I decided not to put my name forward.  That was a tough decision.

MidlandsBiz:
What are we doing well in education in 2008? 

Dick Riley:
After all these years, we know what works in improving education in our public schools.  We need to prioritize those initiatives and not get sidetracked by fringe issues, such as vouchers, that cause political upset.  The information indicates that vouchers will not provide better across-the-board education and that they take away needed funds from the public schools.  I have always been opposed to vouchers and time spent on debating them is a diversion that we ought to avoid.

Here are projects that work: training and hiring quality teachers, smaller classes, individualized learning programs, early childhood education, and developing programs to improve high school graduation rates and opportunities for college education. 

MidlandsBiz:
Talk a little about the Riley Institute. 

Dick Riley:
I am very proud of the Riley Institute and its relationship with Furman University.  David Shi, the President of Furman, understands the critical role that experience plays in developing leaders. There is a real premium these days in getting students involved in engaged learning, hands-on learning, and service learning. 

We also promote leadership by bringing in top national and international figures to speak at our annual conferences, dinners and other events.  Another successful initiative is our Diversity Leadership Institute that promotes diversity in a very positive way. 

MidlandsBiz:
What are some of your favorite books? 

Dick Riley:
I have always been involved in positions where an immense amount of reading and preparation is required, so I read a lot for business and for pleasure.

I just read The Nine, which is a history of the Supreme Court.  I guess I never did get over that decision I mentioned earlier.

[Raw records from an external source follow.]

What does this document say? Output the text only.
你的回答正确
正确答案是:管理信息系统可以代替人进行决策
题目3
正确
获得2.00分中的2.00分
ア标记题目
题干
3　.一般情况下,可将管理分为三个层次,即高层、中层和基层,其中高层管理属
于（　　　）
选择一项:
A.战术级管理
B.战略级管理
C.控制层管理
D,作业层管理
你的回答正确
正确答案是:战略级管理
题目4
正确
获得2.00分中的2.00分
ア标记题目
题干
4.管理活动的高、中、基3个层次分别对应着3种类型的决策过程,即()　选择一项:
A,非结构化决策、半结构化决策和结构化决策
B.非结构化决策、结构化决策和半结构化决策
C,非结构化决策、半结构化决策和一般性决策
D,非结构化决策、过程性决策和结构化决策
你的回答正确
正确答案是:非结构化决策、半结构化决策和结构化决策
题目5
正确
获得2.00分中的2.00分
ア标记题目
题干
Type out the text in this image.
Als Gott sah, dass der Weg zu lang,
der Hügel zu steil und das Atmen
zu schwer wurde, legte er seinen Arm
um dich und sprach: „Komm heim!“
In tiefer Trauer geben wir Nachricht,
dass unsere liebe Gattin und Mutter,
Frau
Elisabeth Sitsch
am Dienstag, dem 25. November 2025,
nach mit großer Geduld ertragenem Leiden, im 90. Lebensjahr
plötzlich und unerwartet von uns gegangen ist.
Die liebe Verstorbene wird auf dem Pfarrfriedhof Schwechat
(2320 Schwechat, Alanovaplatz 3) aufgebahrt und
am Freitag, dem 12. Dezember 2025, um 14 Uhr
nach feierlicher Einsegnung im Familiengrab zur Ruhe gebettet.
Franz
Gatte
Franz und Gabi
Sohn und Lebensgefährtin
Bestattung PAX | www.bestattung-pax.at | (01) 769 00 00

John Adams by William McCullough is a great, well-written history of one of the founding fathers of our country. 

MidlandsBiz:
What advice do you give to young people today?

Dick Riley:
It's an exciting time to be alive, but 21st century skills are absolutely necessary to survive in the 21st century.  Learning about and mastering the use of technology is important in your careers.  You have access to all the information in the world through the Internet; but you have to be careful how you use it.  Reading and math skills are important but, once you have these basic skills, you also need to develop your own creative and innovative thoughts. 

The most important trait that corporations are looking for these days is the ability to work with people.  It gets back to the point that I made earlier about the importance of listening to and respecting other people.